Cuando se hace de noche y nos vamos al Stella de Día, me asaltan todos los chicos del barrio, saludándome con una mano, “Nuno, Nuno” mientras extienden la otra, recordando que debo apoquinar. Algunos parecen a punto de llorar. Ni siquiera es una noche. Es otra cosa. Es una ráfaga entre azul, gris, violeta, inundada de lucecitas, coches blancos que dan miedo y cabecitas negras que vienen y van, escoltando la entrada en la sala del Stella de Día, donde va a cambiar nuestras vidas. Seguiremos enganchados toda la vida. Ya no podemos hacer nada. Nos perseguirá cuando abandonemos el continente africano y nos atosigará en Londres, en París, en Barcelona, donde nos diremos que hubo una vez donde me sentía tranquilo, donde me pareció que al caminar por las calles medía siete metros, la ciudad era mía, toda la cercanía, una sensación familiar. Todo eso. Fue verdad.

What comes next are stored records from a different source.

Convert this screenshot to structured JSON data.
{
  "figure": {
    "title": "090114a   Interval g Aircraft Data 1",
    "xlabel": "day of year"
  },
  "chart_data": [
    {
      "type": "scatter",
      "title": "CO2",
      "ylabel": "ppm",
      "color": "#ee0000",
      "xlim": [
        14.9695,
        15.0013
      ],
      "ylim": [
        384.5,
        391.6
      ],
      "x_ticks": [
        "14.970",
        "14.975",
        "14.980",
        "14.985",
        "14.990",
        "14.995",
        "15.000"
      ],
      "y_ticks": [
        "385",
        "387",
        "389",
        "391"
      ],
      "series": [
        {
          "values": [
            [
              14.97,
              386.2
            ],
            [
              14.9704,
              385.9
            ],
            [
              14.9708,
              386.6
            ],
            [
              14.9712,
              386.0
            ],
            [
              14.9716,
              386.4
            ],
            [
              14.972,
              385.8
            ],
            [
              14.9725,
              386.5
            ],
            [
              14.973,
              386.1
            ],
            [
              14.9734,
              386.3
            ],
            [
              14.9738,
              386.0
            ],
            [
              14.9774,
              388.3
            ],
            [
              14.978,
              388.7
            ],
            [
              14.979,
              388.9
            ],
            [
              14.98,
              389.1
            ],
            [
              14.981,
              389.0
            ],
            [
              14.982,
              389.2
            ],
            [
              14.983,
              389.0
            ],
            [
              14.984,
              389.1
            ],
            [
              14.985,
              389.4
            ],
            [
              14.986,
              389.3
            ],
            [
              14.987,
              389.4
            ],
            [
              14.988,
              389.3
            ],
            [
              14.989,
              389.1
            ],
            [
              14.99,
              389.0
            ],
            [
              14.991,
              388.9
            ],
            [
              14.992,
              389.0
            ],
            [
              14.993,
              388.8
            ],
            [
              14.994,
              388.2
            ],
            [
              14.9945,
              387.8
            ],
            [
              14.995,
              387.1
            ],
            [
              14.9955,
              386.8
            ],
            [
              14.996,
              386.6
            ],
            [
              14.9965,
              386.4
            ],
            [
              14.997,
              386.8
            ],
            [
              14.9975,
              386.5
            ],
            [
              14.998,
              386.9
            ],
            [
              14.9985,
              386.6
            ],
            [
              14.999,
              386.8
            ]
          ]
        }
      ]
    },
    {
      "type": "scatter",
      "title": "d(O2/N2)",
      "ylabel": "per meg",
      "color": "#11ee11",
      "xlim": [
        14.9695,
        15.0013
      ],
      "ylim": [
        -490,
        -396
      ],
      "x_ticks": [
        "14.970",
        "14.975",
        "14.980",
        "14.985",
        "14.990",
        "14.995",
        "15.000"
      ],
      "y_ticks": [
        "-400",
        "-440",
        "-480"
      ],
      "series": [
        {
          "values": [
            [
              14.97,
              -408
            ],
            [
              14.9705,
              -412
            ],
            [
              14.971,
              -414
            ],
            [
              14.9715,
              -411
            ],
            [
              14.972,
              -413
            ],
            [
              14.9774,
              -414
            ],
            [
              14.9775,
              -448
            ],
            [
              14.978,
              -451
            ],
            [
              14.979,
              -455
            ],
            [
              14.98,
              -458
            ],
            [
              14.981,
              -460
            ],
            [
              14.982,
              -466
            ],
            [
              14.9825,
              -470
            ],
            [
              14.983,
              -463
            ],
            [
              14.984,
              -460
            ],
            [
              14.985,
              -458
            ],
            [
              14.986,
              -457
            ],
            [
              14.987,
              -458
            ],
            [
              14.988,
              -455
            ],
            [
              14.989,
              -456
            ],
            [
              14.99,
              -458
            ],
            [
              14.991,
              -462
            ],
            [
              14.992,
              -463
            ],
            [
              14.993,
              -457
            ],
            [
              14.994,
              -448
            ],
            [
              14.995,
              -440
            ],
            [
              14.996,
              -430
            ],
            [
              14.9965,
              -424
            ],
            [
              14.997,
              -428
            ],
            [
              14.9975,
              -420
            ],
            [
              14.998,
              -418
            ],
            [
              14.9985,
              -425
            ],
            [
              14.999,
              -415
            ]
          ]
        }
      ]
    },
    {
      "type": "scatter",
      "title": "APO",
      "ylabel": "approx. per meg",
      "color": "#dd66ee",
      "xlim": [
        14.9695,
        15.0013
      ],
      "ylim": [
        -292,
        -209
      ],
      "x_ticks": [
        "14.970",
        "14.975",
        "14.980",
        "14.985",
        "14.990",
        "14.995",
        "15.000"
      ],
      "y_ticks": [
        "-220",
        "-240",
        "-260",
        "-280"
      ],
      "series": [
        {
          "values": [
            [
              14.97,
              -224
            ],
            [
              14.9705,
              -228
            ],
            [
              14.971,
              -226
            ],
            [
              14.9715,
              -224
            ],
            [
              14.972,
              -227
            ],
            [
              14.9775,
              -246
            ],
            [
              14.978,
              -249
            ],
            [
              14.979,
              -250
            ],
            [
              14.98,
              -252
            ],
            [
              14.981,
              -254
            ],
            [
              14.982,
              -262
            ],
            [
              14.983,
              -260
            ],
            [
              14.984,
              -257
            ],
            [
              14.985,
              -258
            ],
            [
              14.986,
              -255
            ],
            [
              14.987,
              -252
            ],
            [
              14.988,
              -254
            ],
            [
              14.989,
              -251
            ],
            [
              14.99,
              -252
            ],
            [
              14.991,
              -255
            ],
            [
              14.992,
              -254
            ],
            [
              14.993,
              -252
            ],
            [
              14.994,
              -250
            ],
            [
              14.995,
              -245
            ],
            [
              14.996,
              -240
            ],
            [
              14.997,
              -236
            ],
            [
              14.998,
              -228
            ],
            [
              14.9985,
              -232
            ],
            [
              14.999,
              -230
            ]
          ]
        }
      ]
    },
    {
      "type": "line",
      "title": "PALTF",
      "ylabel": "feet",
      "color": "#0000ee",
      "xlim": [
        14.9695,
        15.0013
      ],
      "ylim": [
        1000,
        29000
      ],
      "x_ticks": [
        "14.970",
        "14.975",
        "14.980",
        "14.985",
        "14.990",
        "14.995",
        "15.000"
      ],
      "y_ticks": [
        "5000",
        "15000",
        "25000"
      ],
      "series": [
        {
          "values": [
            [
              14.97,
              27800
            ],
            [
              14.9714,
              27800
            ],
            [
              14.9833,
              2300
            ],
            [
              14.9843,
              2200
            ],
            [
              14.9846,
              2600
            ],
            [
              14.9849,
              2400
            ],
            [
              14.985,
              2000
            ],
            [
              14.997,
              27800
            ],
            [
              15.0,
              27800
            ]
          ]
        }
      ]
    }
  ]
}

¿Nos pasará en el metro? ¿En el cine? ¿En una discoteca de la calle Orense? Nos entrará un mono terrible, lacerante, nos volveremos a decir ¿pero esto no era el centro? Del mundo. Y alguien nos dirá que nos ve un poco tristes, y a nosotros nos fastidiará mucho la frasecita y diremos que no, que toda está bien, que no pasa nada, mientras la cabeza ya está recordando esas cabalgatas nocturnas en África, esos convoyes de Peter Pan donde el tiempo había sido cruelmente asesinado, degollado, donde el espacio era una burla, y donde uno era simplemente una estrella que buscaba más estrellas. En unas carreteras vacías, en un escenario propicio, al son de una música cada vez más energética. Vamos.
¿Cómo no caer enganchando? ¿Cómo no echarse a perder? En Madrid le diremos que queremos regresar ya a casa. Nos mirarán extrañados. Mira, es Noviembre, aquí hace frío, mucho frío. Y cuando un temible taxi nos deje en alguna calle londinense, tal vez Lexham Garden, subiremos varios escalones, y entraremos en ese hotel parisino de la Place Clichy y nos tiraremos sobre la cama, nos quitaremos la ropa y empezaremos a dar vueltas, a restregarnos con las sábanas, a saltar, a gritar como poseídos, atrapados en un mono irremediable, definitivo e infinito que respondía al nombre de. África.